日本は、専門家を評価せず、彼らに対して相応の報酬を払っていないことがわかる。
平等に貧しい日本社会
OECD(経済協力開発機構)によると、2020年における賃金は、日本が3.85万ドルでアメリカが6.94万ドルだ。だから、日本はアメリカの6割以下だ。
上で見た専門家の年収や大学院卒の初任給の開きは、これよりずっと大きい。
つまり、平均における日米格差よりも、高度専門家における日米間格差のほうが大きいのだ。
日本では賃金所得はアメリカより平等に分配されており、アメリカの場合には所得の偏りが著しいということになる。だから、これは、分配の問題として捉えることができる。
しかし、それだけではない。
1つは、技術者の専門家としての能力が評価されているかどうかだ。
アメリカでは、転職のマーケットが形成されている。日本では、このようなマーケットはない。ジョブハンティングや個別的な人脈に頼らなければならない。

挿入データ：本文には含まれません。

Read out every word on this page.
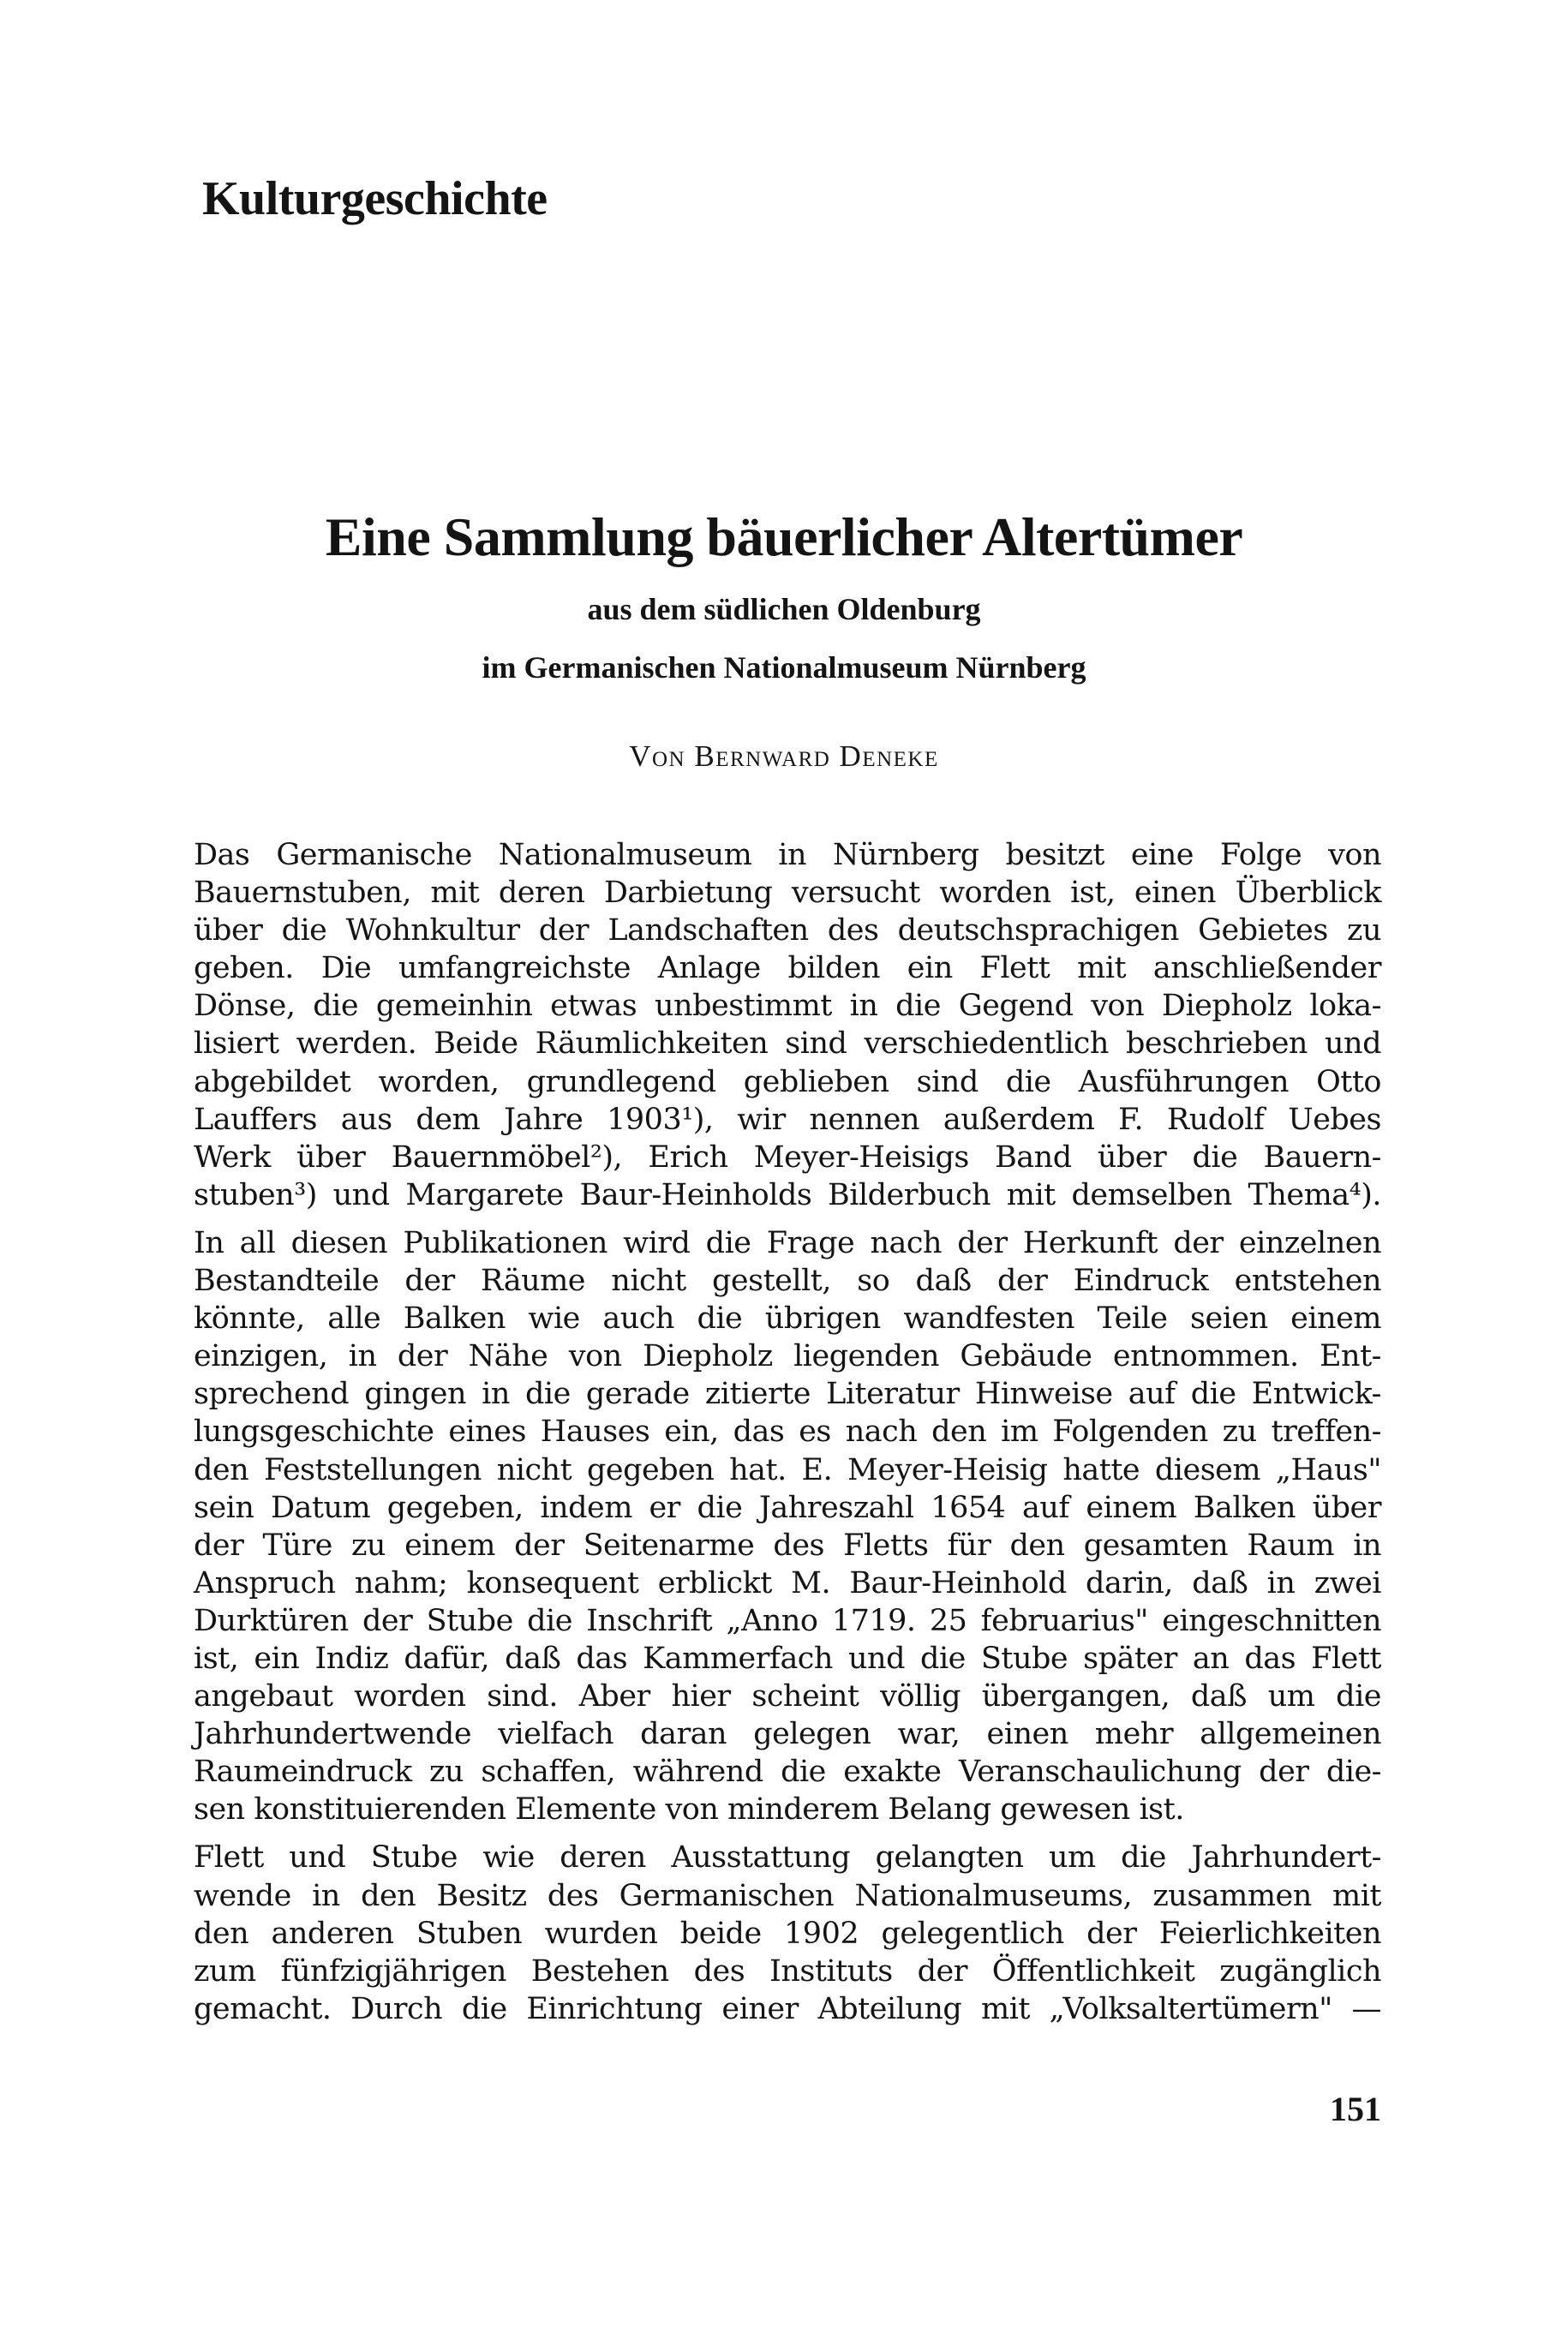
Kulturgeschichte
Eine Sammlung bäuerlicher Altertümer

aus dem südlichen Oldenburg

im Germanischen Nationalmuseum Nürnberg

Von Bernward Deneke

Das Germanische Nationalmuseum in Nürnberg besitzt eine Folge von
Bauernstuben, mit deren Darbietung versucht worden ist, einen Überblick
über die Wohnkultur der Landschaften des deutschsprachigen Gebietes zu
geben. Die umfangreichste Anlage bilden ein Flett mit anschließender
Dönse, die gemeinhin etwas unbestimmt in die Gegend von Diepholz loka-
lisiert werden. Beide Räumlichkeiten sind verschiedentlich beschrieben und
abgebildet worden, grundlegend geblieben sind die Ausführungen Otto
Lauffers aus dem Jahre 1903¹), wir nennen außerdem F. Rudolf Uebes
Werk über Bauernmöbel²), Erich Meyer-Heisigs Band über die Bauern-
stuben³) und Margarete Baur-Heinholds Bilderbuch mit demselben Thema⁴).

In all diesen Publikationen wird die Frage nach der Herkunft der einzelnen
Bestandteile der Räume nicht gestellt, so daß der Eindruck entstehen
könnte, alle Balken wie auch die übrigen wandfesten Teile seien einem
einzigen, in der Nähe von Diepholz liegenden Gebäude entnommen. Ent-
sprechend gingen in die gerade zitierte Literatur Hinweise auf die Entwick-
lungsgeschichte eines Hauses ein, das es nach den im Folgenden zu treffen-
den Feststellungen nicht gegeben hat. E. Meyer-Heisig hatte diesem „Haus"
sein Datum gegeben, indem er die Jahreszahl 1654 auf einem Balken über
der Türe zu einem der Seitenarme des Fletts für den gesamten Raum in
Anspruch nahm; konsequent erblickt M. Baur-Heinhold darin, daß in zwei
Durktüren der Stube die Inschrift „Anno 1719. 25 februarius" eingeschnitten
ist, ein Indiz dafür, daß das Kammerfach und die Stube später an das Flett
angebaut worden sind. Aber hier scheint völlig übergangen, daß um die
Jahrhundertwende vielfach daran gelegen war, einen mehr allgemeinen
Raumeindruck zu schaffen, während die exakte Veranschaulichung der die-
sen konstituierenden Elemente von minderem Belang gewesen ist.

Flett und Stube wie deren Ausstattung gelangten um die Jahrhundert-
wende in den Besitz des Germanischen Nationalmuseums, zusammen mit
den anderen Stuben wurden beide 1902 gelegentlich der Feierlichkeiten
zum fünfzigjährigen Bestehen des Instituts der Öffentlichkeit zugänglich
gemacht. Durch die Einrichtung einer Abteilung mit „Volksaltertümern" —

151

日米のもう1つの基本的な違いは、アメリカ企業の収益率が高いことだ。
巨大IT企業の収益は非常に高い。それは、専門家の力が実現しているものだ。
例えば、アップルの場合には、つぎのとおりだ(2010年度)。
売り上げから原価を引いた付加価値の総額は、1528億ドルだ。従業員数は15.4万人なので、1人当たりでは99.2万ドルになる。仮にこの6割が人件費だとすると、59.5万ドル。日本円では、6785万円になる。
経営者の報酬などを差し引いたとしても、高級技術者に1人当たり数千万円の年収を支払うことは十分可能だろう。